While the standards for applying the enterprise and single entity doctrines differ among the limited jurisdictions in which they are applied, both theories essentially negate the protections afforded by the most common forms of business associations. It is unsurprising, then, that most states have rejected these theories and only a handful of state supreme courts have adopted them. Indeed, after its court of appeals adopted the “single business enterprise” doctrine,[22] the Supreme Court of Texas later rejected the theory as contravening the basic principles that motivate the creation of a limited liability company, as its fundamental purpose is to protect the assets and liabilities of its members.[23]

Historically, Pennsylvania has repeatedly rejected the enterprise or single entity doctrines,[24] and adopting them now would likely have far-reaching consequences for commerce in the Commonwealth. For example, limited liability companies, such as the respondents in Mortimer, would likely be subject to unforeseen liability for acts not committed by them and from which, under current Pennsylvania law and the law of the majority of jurisdictions, they otherwise would be protected. Further, the inconsistent standards applied by courts that have adopted these doctrines raise important questions such as: whether the doctrines would apply only to business entities formed under Pennsylvania law or also to those formed under the laws of foreign jurisdictions; where suit can be brought if the “enterprise” entities are formed in different jurisdictions; what factors will be considered if the Pennsylvania Supreme Court adopts the “common business purpose” standard; and whether differing business entities, such as corporations, LLCs, LLPs or LPs, will each be treated differently under these doctrines.

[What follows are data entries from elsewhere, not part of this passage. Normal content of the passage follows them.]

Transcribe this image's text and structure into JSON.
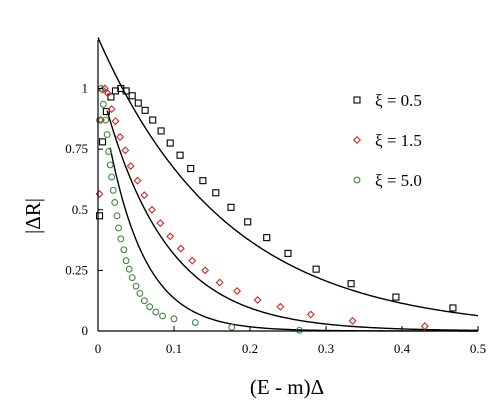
{
  "chart_data": {
    "type": "scatter",
    "title": "",
    "xlabel": "(E - m)Δ",
    "ylabel": "|ΔR|",
    "xlim": [
      0,
      0.5
    ],
    "ylim": [
      0,
      1.2
    ],
    "xticks": [
      0,
      0.1,
      0.2,
      0.3,
      0.4,
      0.5
    ],
    "xtick_labels": [
      "0",
      "0.1",
      "0.2",
      "0.3",
      "0.4",
      "0.5"
    ],
    "yticks": [
      0,
      0.25,
      0.5,
      0.75,
      1
    ],
    "ytick_labels": [
      "0",
      "0.25",
      "0.5",
      "0.75",
      "1"
    ],
    "grid": false,
    "legend_position": "top-right",
    "series": [
      {
        "name": "ξ = 0.5",
        "marker": "square",
        "color": "#000000",
        "points": [
          [
            0.002,
            0.475
          ],
          [
            0.006,
            0.78
          ],
          [
            0.011,
            0.905
          ],
          [
            0.017,
            0.965
          ],
          [
            0.023,
            0.99
          ],
          [
            0.03,
            1.0
          ],
          [
            0.037,
            0.99
          ],
          [
            0.045,
            0.97
          ],
          [
            0.053,
            0.94
          ],
          [
            0.062,
            0.91
          ],
          [
            0.072,
            0.87
          ],
          [
            0.083,
            0.825
          ],
          [
            0.095,
            0.775
          ],
          [
            0.108,
            0.725
          ],
          [
            0.122,
            0.67
          ],
          [
            0.138,
            0.62
          ],
          [
            0.155,
            0.57
          ],
          [
            0.175,
            0.51
          ],
          [
            0.197,
            0.45
          ],
          [
            0.222,
            0.385
          ],
          [
            0.25,
            0.32
          ],
          [
            0.287,
            0.255
          ],
          [
            0.333,
            0.195
          ],
          [
            0.392,
            0.14
          ],
          [
            0.467,
            0.095
          ]
        ]
      },
      {
        "name": "ξ = 1.5",
        "marker": "diamond",
        "color": "#d62728",
        "points": [
          [
            0.002,
            0.565
          ],
          [
            0.004,
            0.87
          ],
          [
            0.006,
            0.995
          ],
          [
            0.009,
            1.0
          ],
          [
            0.013,
            0.98
          ],
          [
            0.018,
            0.915
          ],
          [
            0.023,
            0.865
          ],
          [
            0.029,
            0.8
          ],
          [
            0.036,
            0.745
          ],
          [
            0.043,
            0.68
          ],
          [
            0.052,
            0.62
          ],
          [
            0.061,
            0.56
          ],
          [
            0.071,
            0.5
          ],
          [
            0.082,
            0.445
          ],
          [
            0.095,
            0.39
          ],
          [
            0.109,
            0.34
          ],
          [
            0.124,
            0.29
          ],
          [
            0.141,
            0.25
          ],
          [
            0.16,
            0.2
          ],
          [
            0.183,
            0.165
          ],
          [
            0.21,
            0.128
          ],
          [
            0.24,
            0.1
          ],
          [
            0.28,
            0.068
          ],
          [
            0.335,
            0.042
          ],
          [
            0.43,
            0.02
          ]
        ]
      },
      {
        "name": "ξ = 5.0",
        "marker": "circle",
        "color": "#3d8b3d",
        "points": [
          [
            0.002,
            0.87
          ],
          [
            0.004,
            1.0
          ],
          [
            0.007,
            0.935
          ],
          [
            0.01,
            0.87
          ],
          [
            0.012,
            0.81
          ],
          [
            0.014,
            0.74
          ],
          [
            0.016,
            0.685
          ],
          [
            0.018,
            0.635
          ],
          [
            0.02,
            0.58
          ],
          [
            0.022,
            0.53
          ],
          [
            0.025,
            0.475
          ],
          [
            0.027,
            0.425
          ],
          [
            0.03,
            0.38
          ],
          [
            0.034,
            0.335
          ],
          [
            0.037,
            0.29
          ],
          [
            0.041,
            0.255
          ],
          [
            0.045,
            0.22
          ],
          [
            0.05,
            0.185
          ],
          [
            0.055,
            0.155
          ],
          [
            0.061,
            0.125
          ],
          [
            0.068,
            0.1
          ],
          [
            0.076,
            0.078
          ],
          [
            0.085,
            0.062
          ],
          [
            0.1,
            0.05
          ],
          [
            0.128,
            0.035
          ],
          [
            0.176,
            0.015
          ],
          [
            0.265,
            0.003
          ]
        ]
      }
    ],
    "fit_curves": [
      {
        "A": 1.21,
        "k": 5.9,
        "x_start": 0.0
      },
      {
        "A": 1.05,
        "k": 12.0,
        "x_start": 0.012
      },
      {
        "A": 1.05,
        "k": 20.5,
        "x_start": 0.016
      }
    ]
  }
}
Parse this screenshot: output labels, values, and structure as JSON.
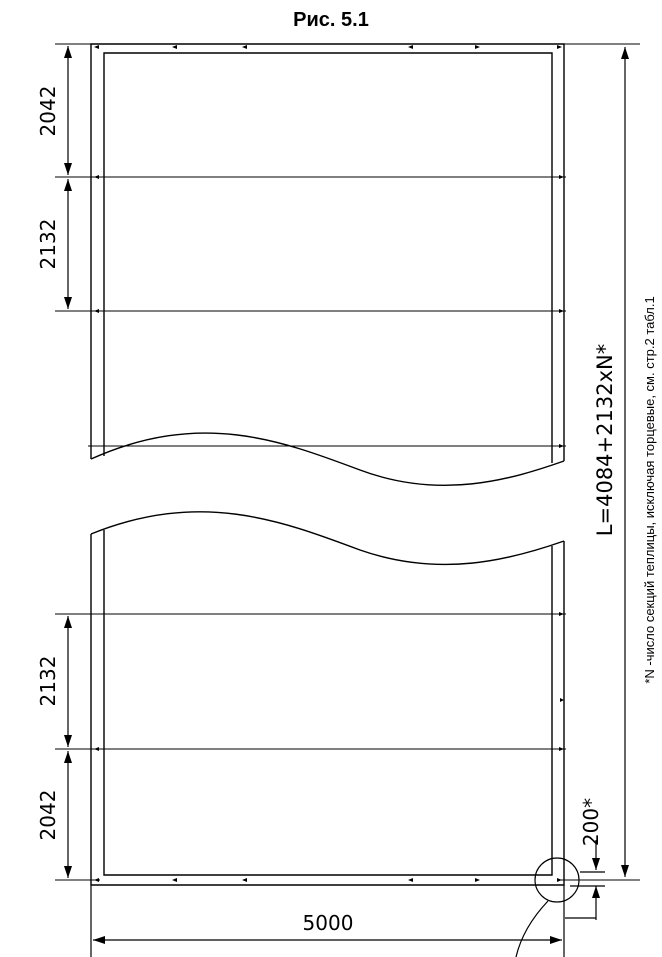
{
  "title": "Рис. 5.1",
  "dimensions": {
    "top_section": "2042",
    "second_section": "2132",
    "lower_second_section": "2132",
    "bottom_section": "2042",
    "width": "5000",
    "offset": "200*",
    "total_length": "L=4084+2132xN*"
  },
  "footnote": "*N -число секций теплицы, исключая торцевые, см. стр.2 табл.1"
}
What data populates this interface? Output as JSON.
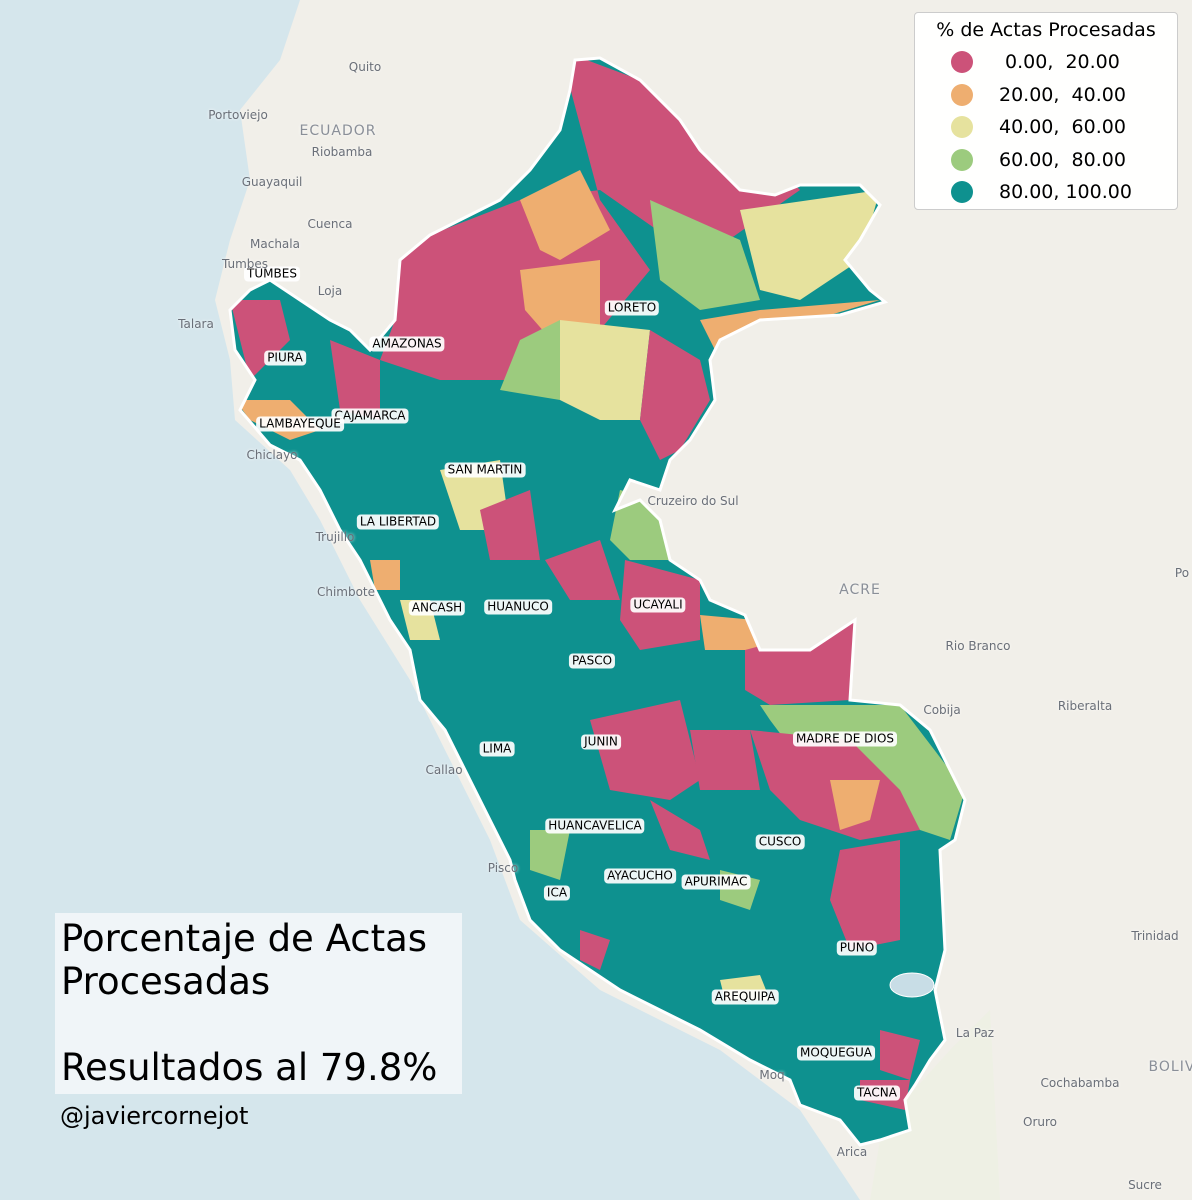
{
  "legend": {
    "title": "% de Actas Procesadas",
    "items": [
      {
        "label": " 0.00,  20.00",
        "color": "#cc5279"
      },
      {
        "label": "20.00,  40.00",
        "color": "#eeae70"
      },
      {
        "label": "40.00,  60.00",
        "color": "#e6e29e"
      },
      {
        "label": "60.00,  80.00",
        "color": "#9ccb7e"
      },
      {
        "label": "80.00, 100.00",
        "color": "#0e918f"
      }
    ]
  },
  "title_box": {
    "title": "Porcentaje de Actas Procesadas",
    "subtitle": "Resultados al 79.8%"
  },
  "attribution": "@javiercornejot",
  "regions": [
    "TUMBES",
    "PIURA",
    "AMAZONAS",
    "CAJAMARCA",
    "LAMBAYEQUE",
    "LORETO",
    "SAN MARTIN",
    "LA LIBERTAD",
    "ANCASH",
    "HUANUCO",
    "UCAYALI",
    "PASCO",
    "LIMA",
    "JUNIN",
    "MADRE DE DIOS",
    "HUANCAVELICA",
    "CUSCO",
    "AYACUCHO",
    "APURIMAC",
    "ICA",
    "PUNO",
    "AREQUIPA",
    "MOQUEGUA",
    "TACNA"
  ],
  "basemap_labels": [
    "Quito",
    "Portoviejo",
    "ECUADOR",
    "Riobamba",
    "Guayaquil",
    "Cuenca",
    "Machala",
    "Tumbes",
    "Loja",
    "Talara",
    "Chiclayo",
    "Trujillo",
    "Chimbote",
    "Callao",
    "Pisco",
    "Cruzeiro do Sul",
    "ACRE",
    "Rio Branco",
    "Cobija",
    "Riberalta",
    "Trinidad",
    "La Paz",
    "Cochabamba",
    "Oruro",
    "Arica",
    "Sucre",
    "BOLIV",
    "Po",
    "Moq"
  ]
}
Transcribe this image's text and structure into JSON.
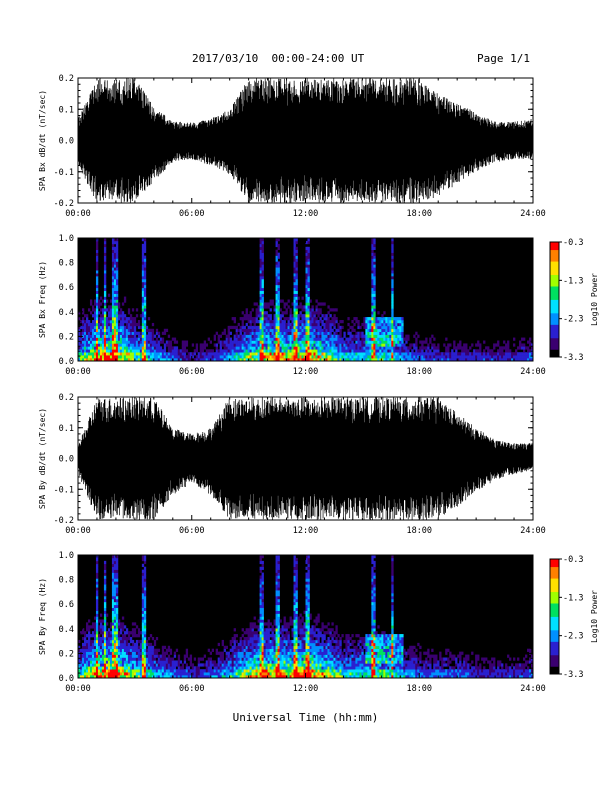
{
  "header": {
    "date_range": "2017/03/10  00:00-24:00 UT",
    "page": "Page 1/1"
  },
  "xaxis": {
    "label": "Universal Time (hh:mm)",
    "ticks": [
      "00:00",
      "06:00",
      "12:00",
      "18:00",
      "24:00"
    ],
    "range_hours": [
      0,
      24
    ]
  },
  "colors": {
    "signal": "#000000",
    "background": "#ffffff",
    "spectrogram_floor": "#000000",
    "colormap": [
      "#000000",
      "#3a0070",
      "#2a20d0",
      "#0090ff",
      "#00e0ff",
      "#00e060",
      "#a0ff00",
      "#ffe000",
      "#ff8000",
      "#ff0000"
    ]
  },
  "colorbar": {
    "label": "Log10 Power",
    "ticks": [
      "-0.3",
      "-1.3",
      "-2.3",
      "-3.3"
    ],
    "range": [
      -3.3,
      -0.3
    ]
  },
  "chart_data": [
    {
      "id": "bx-timeseries",
      "type": "area",
      "ylabel": "SPA Bx dB/dt (nT/sec)",
      "ylim": [
        -0.2,
        0.2
      ],
      "yticks": [
        "0.2",
        "0.1",
        "0.0",
        "-0.1",
        "-0.2"
      ],
      "x_hours": [
        0,
        1,
        2,
        3,
        4,
        5,
        6,
        7,
        8,
        9,
        10,
        11,
        12,
        13,
        14,
        15,
        16,
        17,
        18,
        19,
        20,
        21,
        22,
        23,
        24
      ],
      "envelope_max": [
        0.07,
        0.2,
        0.2,
        0.2,
        0.11,
        0.06,
        0.06,
        0.07,
        0.1,
        0.2,
        0.2,
        0.2,
        0.2,
        0.2,
        0.2,
        0.2,
        0.2,
        0.2,
        0.2,
        0.15,
        0.12,
        0.09,
        0.06,
        0.06,
        0.07
      ],
      "envelope_min": [
        -0.08,
        -0.2,
        -0.2,
        -0.2,
        -0.13,
        -0.07,
        -0.06,
        -0.08,
        -0.11,
        -0.2,
        -0.2,
        -0.2,
        -0.2,
        -0.2,
        -0.2,
        -0.2,
        -0.2,
        -0.2,
        -0.2,
        -0.18,
        -0.14,
        -0.1,
        -0.07,
        -0.06,
        -0.06
      ]
    },
    {
      "id": "bx-spectrogram",
      "type": "heatmap",
      "ylabel": "SPA Bx Freq (Hz)",
      "ylim": [
        0,
        1.0
      ],
      "yticks": [
        "1.0",
        "0.8",
        "0.6",
        "0.4",
        "0.2",
        "0.0"
      ],
      "activity_by_hour": [
        0.45,
        0.85,
        0.95,
        0.55,
        0.35,
        0.25,
        0.15,
        0.2,
        0.35,
        0.6,
        0.8,
        0.75,
        0.85,
        0.7,
        0.4,
        0.45,
        0.5,
        0.3,
        0.25,
        0.2,
        0.2,
        0.2,
        0.2,
        0.2,
        0.25
      ],
      "strong_hours": [
        1.0,
        1.4,
        1.9,
        2.0,
        3.5,
        9.7,
        10.5,
        11.5,
        12.1,
        15.6,
        16.6
      ]
    },
    {
      "id": "by-timeseries",
      "type": "area",
      "ylabel": "SPA By dB/dt (nT/sec)",
      "ylim": [
        -0.2,
        0.2
      ],
      "yticks": [
        "0.2",
        "0.1",
        "0.0",
        "-0.1",
        "-0.2"
      ],
      "x_hours": [
        0,
        1,
        2,
        3,
        4,
        5,
        6,
        7,
        8,
        9,
        10,
        11,
        12,
        13,
        14,
        15,
        16,
        17,
        18,
        19,
        20,
        21,
        22,
        23,
        24
      ],
      "envelope_max": [
        0.04,
        0.2,
        0.2,
        0.2,
        0.2,
        0.1,
        0.08,
        0.1,
        0.2,
        0.2,
        0.2,
        0.2,
        0.2,
        0.2,
        0.2,
        0.2,
        0.2,
        0.2,
        0.2,
        0.2,
        0.15,
        0.1,
        0.06,
        0.05,
        0.05
      ],
      "envelope_min": [
        -0.05,
        -0.2,
        -0.2,
        -0.2,
        -0.2,
        -0.12,
        -0.08,
        -0.12,
        -0.2,
        -0.2,
        -0.2,
        -0.2,
        -0.2,
        -0.2,
        -0.2,
        -0.2,
        -0.2,
        -0.2,
        -0.2,
        -0.2,
        -0.16,
        -0.11,
        -0.07,
        -0.05,
        -0.04
      ]
    },
    {
      "id": "by-spectrogram",
      "type": "heatmap",
      "ylabel": "SPA By Freq (Hz)",
      "ylim": [
        0,
        1.0
      ],
      "yticks": [
        "1.0",
        "0.8",
        "0.6",
        "0.4",
        "0.2",
        "0.0"
      ],
      "activity_by_hour": [
        0.45,
        0.85,
        0.95,
        0.6,
        0.4,
        0.3,
        0.2,
        0.25,
        0.4,
        0.7,
        0.85,
        0.8,
        0.9,
        0.75,
        0.45,
        0.5,
        0.55,
        0.35,
        0.3,
        0.25,
        0.25,
        0.2,
        0.2,
        0.2,
        0.25
      ],
      "strong_hours": [
        1.0,
        1.4,
        1.9,
        2.0,
        3.5,
        9.7,
        10.5,
        11.5,
        12.1,
        15.6,
        16.6
      ]
    }
  ]
}
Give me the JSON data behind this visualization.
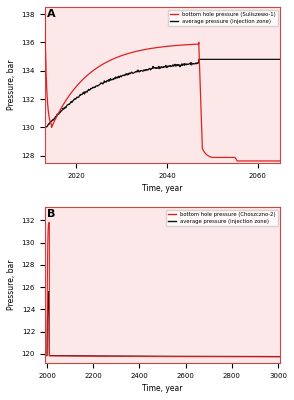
{
  "panel_A": {
    "title_label": "A",
    "xlabel": "Time, year",
    "ylabel": "Pressure, bar",
    "xlim": [
      2013,
      2065
    ],
    "ylim": [
      127.5,
      138.5
    ],
    "yticks": [
      128,
      130,
      132,
      134,
      136,
      138
    ],
    "xticks": [
      2020,
      2040,
      2060
    ],
    "legend_red": "bottom hole pressure (Suliszewo-1)",
    "legend_black": "average pressure (injection zone)",
    "bg_color": "#fce8e8",
    "line_color_red": "#dd2222",
    "line_color_black": "#111111",
    "inj_start": 2013,
    "inj_end": 2047,
    "t_end": 2065
  },
  "panel_B": {
    "title_label": "B",
    "xlabel": "Time, year",
    "ylabel": "Pressure, bar",
    "xlim": [
      1990,
      3010
    ],
    "ylim": [
      119.2,
      133.2
    ],
    "yticks": [
      120,
      122,
      124,
      126,
      128,
      130,
      132
    ],
    "xticks": [
      2000,
      2200,
      2400,
      2600,
      2800,
      3000
    ],
    "legend_red": "bottom hole pressure (Choszczno-2)",
    "legend_black": "average pressure (injection zone)",
    "bg_color": "#fce8e8",
    "line_color_red": "#dd2222",
    "line_color_black": "#111111",
    "t_start": 1990,
    "inj_start": 2000,
    "inj_end": 2010,
    "t_end": 3010
  }
}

As this potential transformation in law could expose businesses in Pennsylvania to increased liability, the Commonwealth risks incentivizing existing businesses to relocate outside of its borders and deterring new businesses from organizing or locating in Pennsylvania. These concerns are likely why Pennsylvania, along with the majority of states, has repeatedly rejected the enterprise and single entity doctrines in favor of “the general rule that the corporate entity should be recognized and upheld.”[25] If Pennsylvania were to join the minority of jurisdictions that have adopted these theories, it would become an outlier among the bulk of jurisdictions that have rejected the doctrines as “fundamentally inconsistent” with laws establishing limited liability business organizations.[26]